Deux poèmes de Maurice Chappaz
Comptine des poètes absents
Revenez, revenez du futur
mélancoliques frères,
revenez à la pluie quotidienne,
revenez vous abriter sous l’auvent,
allons prenez de l’embonpoint
comme les curés, les passe-crassanes,
ne bougez pas au soleil.
Laissez flâner la pluie
sur l’écorce.
Vous êtes toujours loin,
vous allez chez les morts,
vous parlez aussi à des bonshommes
qui ne sont pas encore nés.
Mais vous risquez de perdre en route
votre sac plein d’âmes.
Et de sécher au lieu de mûrir.
Envoyez-nous une carte
d’Assise ou d’Egypte.
Priez je vous le dis
toute la nuit.
Tuez les mots
pour faire naître les images
et puis sacrifiez les images
pour connaître le sens.
Et si votre espace intérieur
ne se remplit d’univers
revenez, revenez, insensés…
à la petite maison
et aux bons poiriers.
Le Litre d’ombre
Sur la table
un nuage dans un litre,
je ne désire rien de plus.
Mais l’épicier du coin,
les temps sont durs,
a dû devenir espion pour vivre.
Oh ! je ne comprends pas,
J’étudie beaucoup ;
en chemin j’ai rencontré deux marguerites
dans le jardin de l’hôpital.
Elles me disaient : « Ils n’ont pas supprimé la Mort
Vêts-toi de blanc
et sois tendre malgré tout,
nous sommes des fleurs de là-bas,
la patrie que nul n’aperçoit :
… c’est la terre ».
Rues et rues, étoiles bouillantes.
L’apostrophe des motos !
L’eau de l’évier
sur la motte de beurre en chaleur.
Qu’est-ce que l’amour ?
Depuis que ce quartier a été bâti
je me retourne dans mon lit :
partout la violence du rat.
Je désire dormir,
je désire ne pas être.
De ma fenêtre
les garages montent au ciel,
les librairies-pâtisseries
voisinent avec les fabriques de marteaux-pilons.

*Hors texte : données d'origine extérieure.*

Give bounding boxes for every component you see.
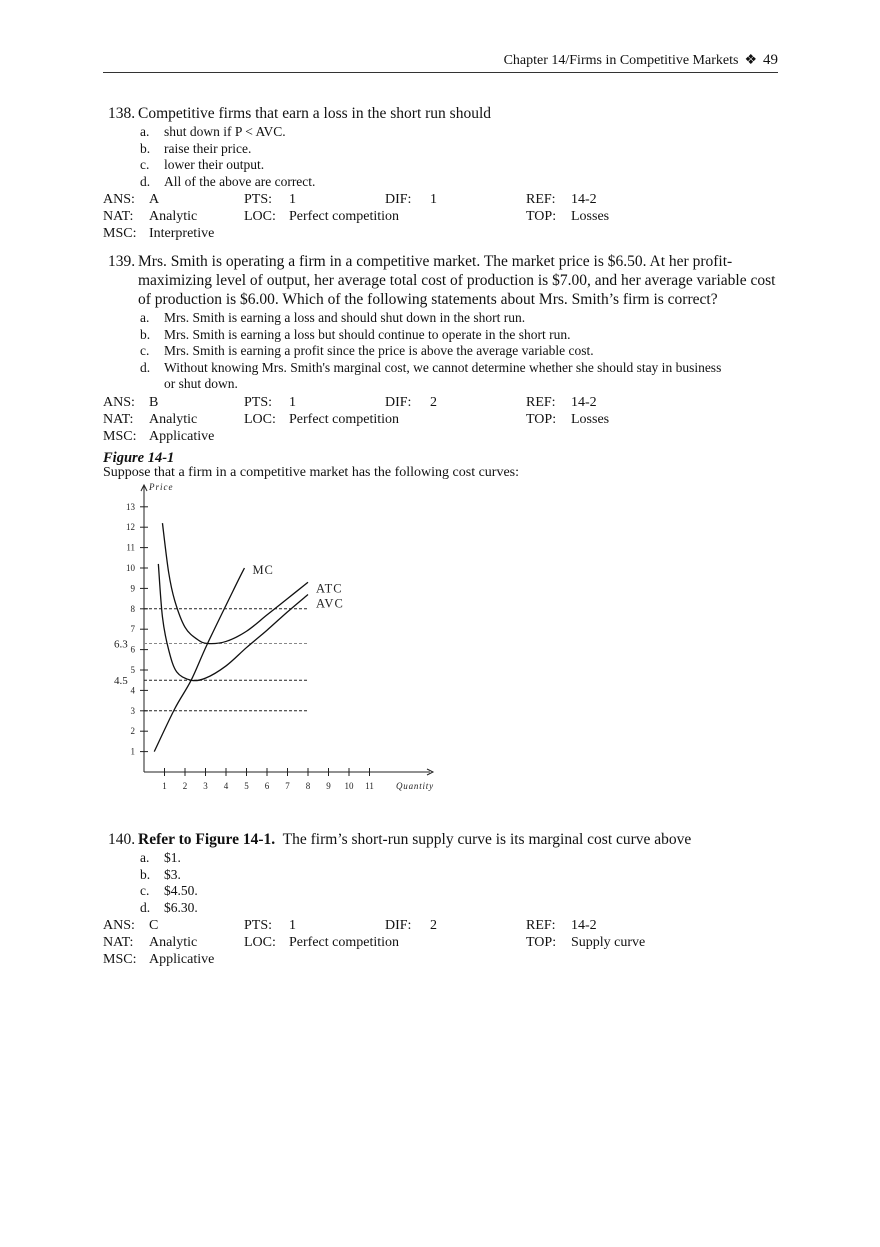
y-tick-label: 10 — [126, 563, 135, 573]
answer-meta — [103, 394, 783, 445]
figure-reference: Refer to Figure 14-1. — [138, 831, 276, 848]
x-tick-label: 2 — [182, 781, 188, 791]
option — [103, 850, 783, 867]
y-tick-label: 11 — [126, 542, 135, 553]
question-138 — [103, 104, 783, 242]
question-number: 139. — [108, 253, 136, 270]
reference-value: 14-2 — [571, 192, 597, 208]
ornament-icon: ❖ — [744, 53, 757, 68]
question-number: 138. — [108, 105, 136, 122]
x-tick-label: 9 — [326, 781, 331, 791]
meta-label: REF: — [526, 394, 556, 410]
option-letter: a. — [140, 310, 150, 325]
answer-value: B — [149, 394, 159, 410]
option-letter: c. — [140, 883, 150, 899]
meta-label: NAT: — [103, 209, 134, 225]
option-letter: c. — [140, 343, 150, 359]
topic-value: Supply curve — [571, 935, 646, 951]
y-tick-label: 2 — [130, 726, 135, 737]
x-tick-label: 11 — [365, 781, 374, 791]
option-letter: a. — [140, 850, 150, 865]
answer-value: A — [149, 192, 160, 208]
meta-label: ANS: — [103, 192, 135, 208]
points-value: 1 — [289, 192, 296, 208]
meta-label: ANS: — [103, 394, 135, 410]
meta-label: PTS: — [244, 918, 273, 934]
meta-label: TOP: — [526, 935, 557, 951]
msc-value: Applicative — [149, 952, 215, 968]
difficulty-value: 2 — [430, 394, 437, 410]
meta-label: MSC: — [103, 226, 137, 242]
meta-label: ANS: — [103, 918, 135, 934]
option-letter: d. — [140, 899, 151, 915]
option — [103, 124, 783, 141]
y-axis-label: Price — [149, 482, 174, 492]
meta-label: TOP: — [526, 209, 557, 225]
chapter-title: Chapter 14/Firms in Competitive Markets — [503, 53, 739, 68]
figure-title: Figure 14-1 — [103, 450, 175, 466]
cost-curves-chart — [100, 476, 440, 796]
option-text: Mrs. Smith is earning a profit since the price is above the average variable cost. — [164, 343, 594, 359]
y-tick-label: 4 — [130, 685, 135, 696]
page-header — [103, 52, 778, 73]
option-text: $1. — [164, 850, 181, 865]
loc-value: Perfect competition — [289, 209, 400, 225]
answer-meta — [103, 917, 783, 968]
meta-label: LOC: — [244, 411, 276, 427]
option — [103, 883, 783, 900]
option-text: Mrs. Smith is earning a loss and should shut down in the short run. — [164, 310, 526, 325]
difficulty-value: 1 — [430, 192, 437, 208]
y-tick-label: 3 — [130, 705, 135, 716]
question-139 — [103, 252, 783, 445]
option-text: Without knowing Mrs. Smith's marginal cost, we cannot determine whether she should stay in business or shut down. — [164, 359, 722, 392]
points-value: 1 — [289, 394, 296, 410]
reference-value: 14-2 — [571, 394, 597, 410]
meta-label: TOP: — [526, 411, 557, 427]
question-stem — [103, 830, 783, 849]
meta-label: NAT: — [103, 411, 134, 427]
answer-value: C — [149, 918, 159, 934]
y-tick-label: 6 — [130, 644, 135, 655]
option — [103, 867, 783, 884]
meta-label: REF: — [526, 192, 556, 208]
option-text: raise their price. — [164, 140, 252, 156]
meta-label: DIF: — [385, 918, 412, 934]
special-price-label: 6.3 — [114, 638, 128, 651]
avc-curve — [158, 564, 308, 681]
nat-value: Analytic — [149, 209, 198, 225]
question-text: The firm’s short-run supply curve is its marginal cost curve above — [282, 831, 692, 848]
option-text: $3. — [164, 866, 181, 882]
avc-label: AVC — [316, 596, 344, 611]
question-stem — [103, 104, 783, 123]
mc-curve — [154, 568, 244, 752]
atc-label: ATC — [316, 581, 343, 596]
option-text: lower their output. — [164, 157, 265, 173]
option-letter: d. — [140, 359, 151, 375]
option — [103, 174, 783, 191]
loc-value: Perfect competition — [289, 411, 400, 427]
option-letter: d. — [140, 173, 151, 189]
x-tick-label: 1 — [162, 781, 167, 791]
y-tick-label: 9 — [130, 583, 135, 594]
x-tick-label: 10 — [344, 781, 354, 791]
meta-label: MSC: — [103, 952, 137, 968]
reference-value: 14-2 — [571, 918, 597, 934]
option-letter: b. — [140, 866, 151, 882]
difficulty-value: 2 — [430, 918, 437, 934]
y-tick-label: 13 — [126, 501, 135, 512]
meta-label: DIF: — [385, 394, 412, 410]
x-axis-label: Quantity — [396, 781, 434, 791]
option-text: shut down if P < AVC. — [164, 124, 286, 139]
special-price-label: 4.5 — [114, 675, 128, 688]
option-text: $4.50. — [164, 883, 198, 899]
y-tick-label: 8 — [130, 603, 135, 614]
y-tick-label: 7 — [130, 624, 135, 635]
option-text: All of the above are correct. — [164, 173, 316, 189]
x-tick-label: 6 — [264, 781, 270, 791]
meta-label: PTS: — [244, 394, 273, 410]
option — [103, 360, 783, 393]
x-tick-label: 3 — [203, 781, 208, 791]
question-text: Mrs. Smith is operating a firm in a competitive market. The market price is $6.50. At her profit-maximizing level of output, her average total cost of production is $7.00, and her average variable cost of production is $6.00. Which of the following statements about Mrs. Smith’s firm is correct? — [138, 253, 776, 308]
meta-label: PTS: — [244, 192, 273, 208]
y-tick-label: 12 — [126, 522, 135, 533]
option — [103, 157, 783, 174]
loc-value: Perfect competition — [289, 935, 400, 951]
y-tick-label: 5 — [130, 665, 135, 675]
question-number: 140. — [108, 831, 136, 848]
topic-value: Losses — [571, 209, 610, 225]
msc-value: Applicative — [149, 428, 215, 444]
points-value: 1 — [289, 918, 296, 934]
x-tick-label: 5 — [244, 781, 249, 791]
option-letter: b. — [140, 140, 151, 156]
option-text: $6.30. — [164, 899, 198, 915]
option — [103, 141, 783, 158]
meta-label: REF: — [526, 918, 556, 934]
nat-value: Analytic — [149, 935, 198, 951]
question-140 — [103, 830, 783, 968]
option — [103, 310, 783, 327]
topic-value: Losses — [571, 411, 610, 427]
atc-curve — [162, 523, 308, 643]
meta-label: DIF: — [385, 192, 412, 208]
x-tick-label: 8 — [305, 781, 311, 791]
meta-label: MSC: — [103, 428, 137, 444]
page-number: 49 — [763, 52, 778, 68]
nat-value: Analytic — [149, 411, 198, 427]
option — [103, 343, 783, 360]
option-letter: a. — [140, 124, 150, 139]
option-letter: c. — [140, 157, 150, 173]
meta-label: LOC: — [244, 935, 276, 951]
mc-label: MC — [252, 563, 274, 577]
option-letter: b. — [140, 326, 151, 342]
msc-value: Interpretive — [149, 226, 215, 242]
option — [103, 900, 783, 917]
x-tick-label: 4 — [223, 781, 229, 791]
question-stem — [103, 252, 783, 309]
option — [103, 327, 783, 344]
meta-label: LOC: — [244, 209, 276, 225]
option-text: Mrs. Smith is earning a loss but should continue to operate in the short run. — [164, 326, 571, 342]
meta-label: NAT: — [103, 935, 134, 951]
answer-meta — [103, 191, 783, 242]
x-tick-label: 7 — [285, 781, 290, 791]
y-tick-label: 1 — [130, 746, 135, 757]
question-text: Competitive firms that earn a loss in the short run should — [138, 105, 492, 122]
figure-caption: Suppose that a firm in a competitive market has the following cost curves: — [103, 465, 520, 480]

Elle bourdonne, notre ruche !
et dans la millième alvéole : un poète
Un seul mot sur sa feuille de papier :
Silence !
Je suis chanoine à l’Eglise de Saint-Ogre ;
Je suis gros et gras ;
Je cultive mes immeubles locatifs.
Dieu n’existe pas
mais le journal et le chocolat glacé.
M.C.
Maurice Chappaz. Pages choisies II. L’Age d’Homme, Poche suisse, no145.